No-News Metals Markets: Volume Down as Buyers and Sellers Sit Out
The trading range in gold and silver in the past three months has been deceptively wide, although neither gold and silver have gained in any way to truly reflect the bearish European situation and the longer term collapse the the American Dollar System. “Officials” of European nations are calling upon the International Monetary Fund to relieve their debt crisis, which only works to pass-on the role of lender in the hot potato of debt to whom the nations of Europe will, due to the dispersion of power between the two parties, inevitably be beholden to. Therefore, the debt will, eventually, be returned to the nations of Europe by increasingly powerful authorities.
In so many ways, even the anti-war movement itself – a stalwart of contemporary freedom movements – misses the point. The Obama Regime has stacked on more debt than has the Bush Regime by many times. This mostly goes to show just how much money is being confiscated by the banking system of the transnational corporations; that is, taken out of the realm of tangible economics – licked and tasted by everyday people – and put into the belly of civilization: raw power. Meanwhile, the wars persist and propagate.
In the near-term, gold and silver could likely continue their current trend. The volatility creates mini-rallies a few times a week, but commercial hedgers – the banks – short the prices like gravity to bone. Rumors are that institutional investors are looking to get back into gold, and, while the trading range for gold – in the event there is no major liquidity crisis in the markets – sits between $1500 and $1850, it could be a very convincing move up.

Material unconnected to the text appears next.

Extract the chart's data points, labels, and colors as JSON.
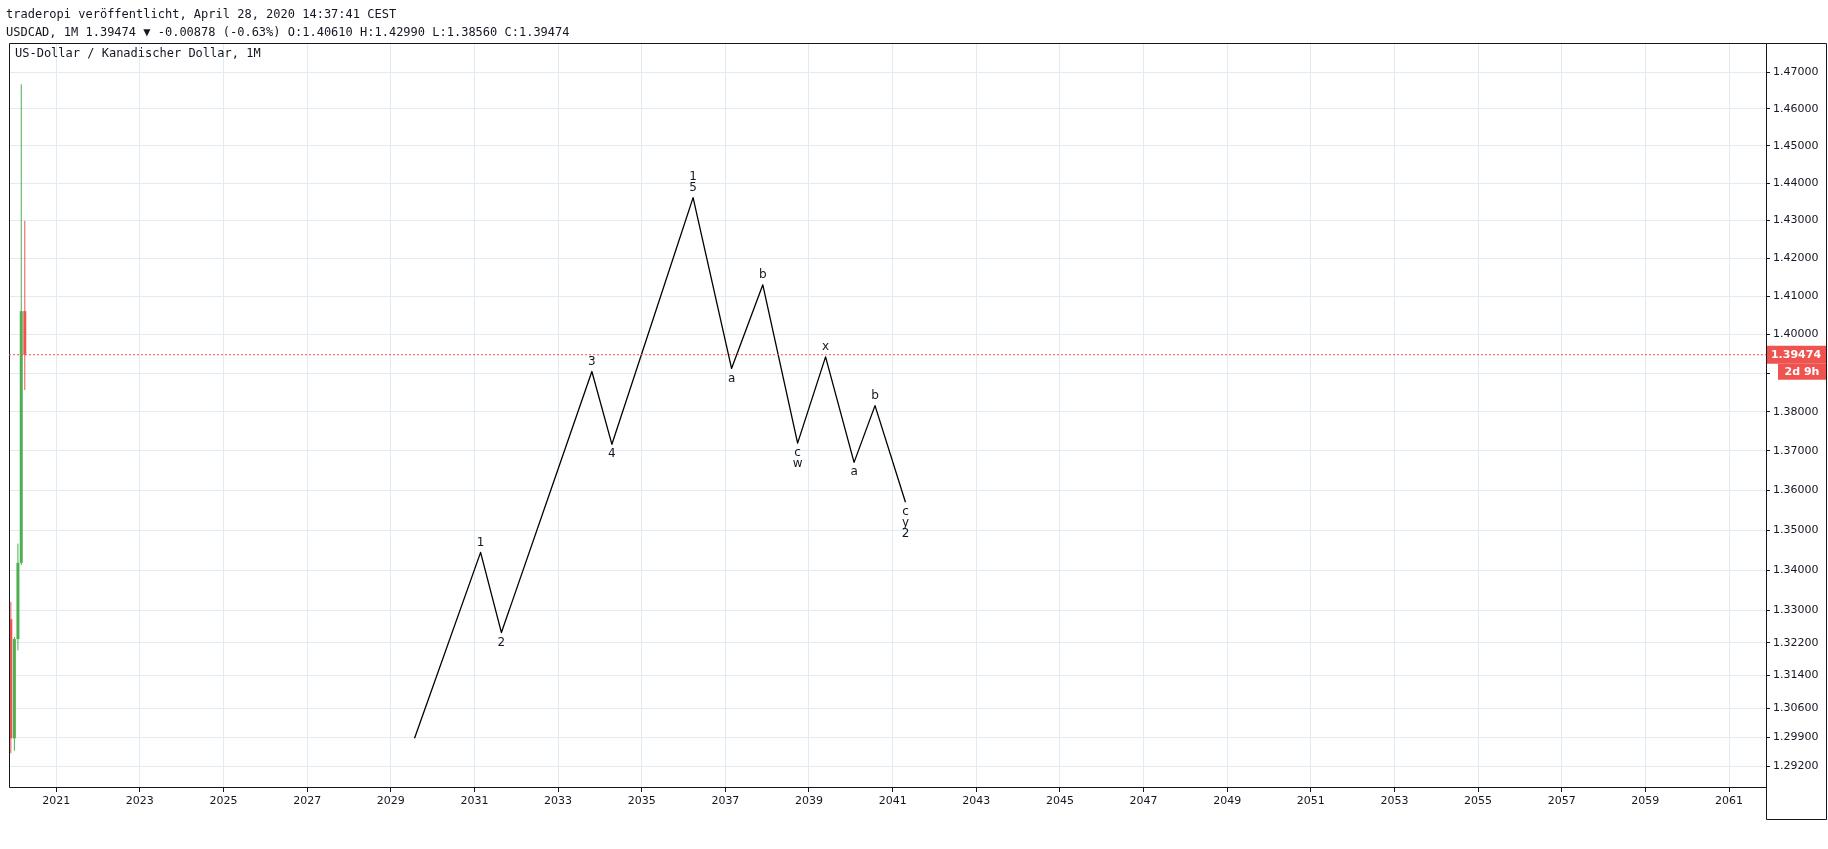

Platinum and silver represent the top two best performing precious metals year-to-date. Two other commodities SV follows, copper and sugar, have followed different patterns from each other. Year-to-date, copper is up 6%, locking-in the 14th best performing commodity according to finviz.com.
Sugar, on the other hand, is down quite a bit; that is, 5.6% on the year, a marginal loss. SV still recommends that readers stock up on sugar packets found at local locations for transnational coffee-shops. For every dollar spent, pick up at least one packet. The more aggressive can certainly take more.
Of course, our handlers at mainstream media outlets, who speak to us through puppet pundits, wouldn’t dare advise us to partake in an activity such as stockpiling sugar obtained in a questionable manner from brand name coffee shops (and not the mom-and-pop joints, because these are essential to the health of our economic neighborhoods). But their owners are bringing it to just that.
Metals remain quiet, and the velocity is down. Volumes in the futures are relatively low and the bullion world probably is missing velocity. Not many trades made, no new buyers, no new sellers.
Once this trading range is broken out of, which could persist throughout 2012, this will surely change.